On December 8, 1939, President Franklin D. Roosevelt (1881-1945) declared a national emergency in response to the outbreak of World War II. The following July, $4 million was authorized by Congress to improve Naval Air Station (NAS) Seattle, more than all the improvements to that date. By June 1941, four month aviation service schools were turning out radiomen, aviation metalsmiths, and aviation machinists. By this time, Seattle had encroached upon the facility enough to require that aircraft no longer carry live bombs and Naval Air Station Whidbey Island was established to handle the arming of aircraft for combat. The cinder runways were paved with asphalt: Eventually, five runways offered eight landing directions. Sand Point serviced aircraft from HMA Warspite for the British Royal Navy.

With the attack on Pearl Harbor on December 7, 1941, NAS Seattle relinquished its patrol squadrons for combat duty in the North Pacific. Twelve planes arrived in Kodiak just in time to help beat back Japanese attacks on Dutch Harbor and then to continue missions against the Kurile Islands, part of the Japanese homeland.

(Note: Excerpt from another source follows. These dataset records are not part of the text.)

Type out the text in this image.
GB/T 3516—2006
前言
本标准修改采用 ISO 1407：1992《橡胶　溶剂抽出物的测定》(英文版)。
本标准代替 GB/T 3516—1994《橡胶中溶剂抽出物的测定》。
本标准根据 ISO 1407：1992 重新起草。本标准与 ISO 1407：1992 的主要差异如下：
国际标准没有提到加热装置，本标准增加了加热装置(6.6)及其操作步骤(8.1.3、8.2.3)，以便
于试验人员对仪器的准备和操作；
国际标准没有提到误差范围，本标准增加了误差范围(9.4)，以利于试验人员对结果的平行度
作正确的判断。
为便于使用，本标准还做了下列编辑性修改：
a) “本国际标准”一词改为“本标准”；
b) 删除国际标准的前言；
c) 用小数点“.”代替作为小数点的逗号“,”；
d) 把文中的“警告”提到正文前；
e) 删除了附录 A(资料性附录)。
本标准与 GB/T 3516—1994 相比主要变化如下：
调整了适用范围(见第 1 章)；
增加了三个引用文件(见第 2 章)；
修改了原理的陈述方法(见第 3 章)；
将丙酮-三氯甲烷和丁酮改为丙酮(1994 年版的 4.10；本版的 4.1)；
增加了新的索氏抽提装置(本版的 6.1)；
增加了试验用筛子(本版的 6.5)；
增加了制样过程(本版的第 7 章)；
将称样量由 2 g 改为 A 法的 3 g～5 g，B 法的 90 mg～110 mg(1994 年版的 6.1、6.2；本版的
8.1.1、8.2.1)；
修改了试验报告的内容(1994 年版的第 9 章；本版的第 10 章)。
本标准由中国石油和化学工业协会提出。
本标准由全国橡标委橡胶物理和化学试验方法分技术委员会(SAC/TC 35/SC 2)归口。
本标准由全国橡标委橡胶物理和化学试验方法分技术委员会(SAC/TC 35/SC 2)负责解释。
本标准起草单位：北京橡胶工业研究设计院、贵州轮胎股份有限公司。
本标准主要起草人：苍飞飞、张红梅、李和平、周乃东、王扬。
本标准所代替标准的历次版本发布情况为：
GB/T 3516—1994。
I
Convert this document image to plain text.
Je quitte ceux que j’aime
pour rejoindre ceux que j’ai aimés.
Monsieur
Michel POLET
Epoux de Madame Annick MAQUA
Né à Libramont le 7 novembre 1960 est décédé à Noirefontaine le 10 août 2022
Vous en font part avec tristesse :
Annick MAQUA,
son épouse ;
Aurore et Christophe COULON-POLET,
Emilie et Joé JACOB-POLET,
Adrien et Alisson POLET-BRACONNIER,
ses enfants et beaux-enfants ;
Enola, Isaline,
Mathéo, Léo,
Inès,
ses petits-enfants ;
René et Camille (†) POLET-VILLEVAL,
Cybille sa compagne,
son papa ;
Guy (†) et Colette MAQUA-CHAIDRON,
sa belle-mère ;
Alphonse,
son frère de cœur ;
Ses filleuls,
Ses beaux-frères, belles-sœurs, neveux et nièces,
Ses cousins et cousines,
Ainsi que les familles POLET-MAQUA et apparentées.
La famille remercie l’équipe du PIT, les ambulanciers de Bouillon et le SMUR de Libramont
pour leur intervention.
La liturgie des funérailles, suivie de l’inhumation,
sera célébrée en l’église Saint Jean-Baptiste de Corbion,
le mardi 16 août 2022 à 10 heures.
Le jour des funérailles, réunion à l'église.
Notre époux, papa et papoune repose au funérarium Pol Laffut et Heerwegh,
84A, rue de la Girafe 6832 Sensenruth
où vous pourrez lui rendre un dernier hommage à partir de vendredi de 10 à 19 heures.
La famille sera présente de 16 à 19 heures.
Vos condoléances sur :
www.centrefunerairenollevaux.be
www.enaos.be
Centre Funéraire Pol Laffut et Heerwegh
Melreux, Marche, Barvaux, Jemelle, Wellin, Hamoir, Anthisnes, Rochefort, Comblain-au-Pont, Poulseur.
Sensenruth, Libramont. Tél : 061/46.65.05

Sand Point operations and staff ballooned during the war years: The daily population rose to 8,000 civilian and military personnel. NAS Seattle also hosted several headquarters functions, a weather center, a communications center, and an overseas terminal for the Naval Air Transport Service. One hundred and fifty shops at the station provided necessary repairs and modifications for fleet aircraft. As shipyards in Tacoma and Vancouver produced escort aircraft carriers (CVEs) at a rate of one every two weeks - 50 in three years - Sand Point provided aviation supplies from propellers to parachutes. Men and planes from aircraft carriers, battleships, and cruisers visiting Puget Sound stayed at the station.

Final Decades

Peace came in August 1945. NAS Seattle found itself in a substantially reduced mission and by June 1946, the combined military and civilian staff dropped to about 3,000. Vast quantities of surplus supplies flooding onto the station and Sand Point became responsible for the preservation of 89 flying boats at Renton. Repair and overhaul of aircraft continued through the 1940s, but the Navy announced that the base would close permanently on September 1, 1950.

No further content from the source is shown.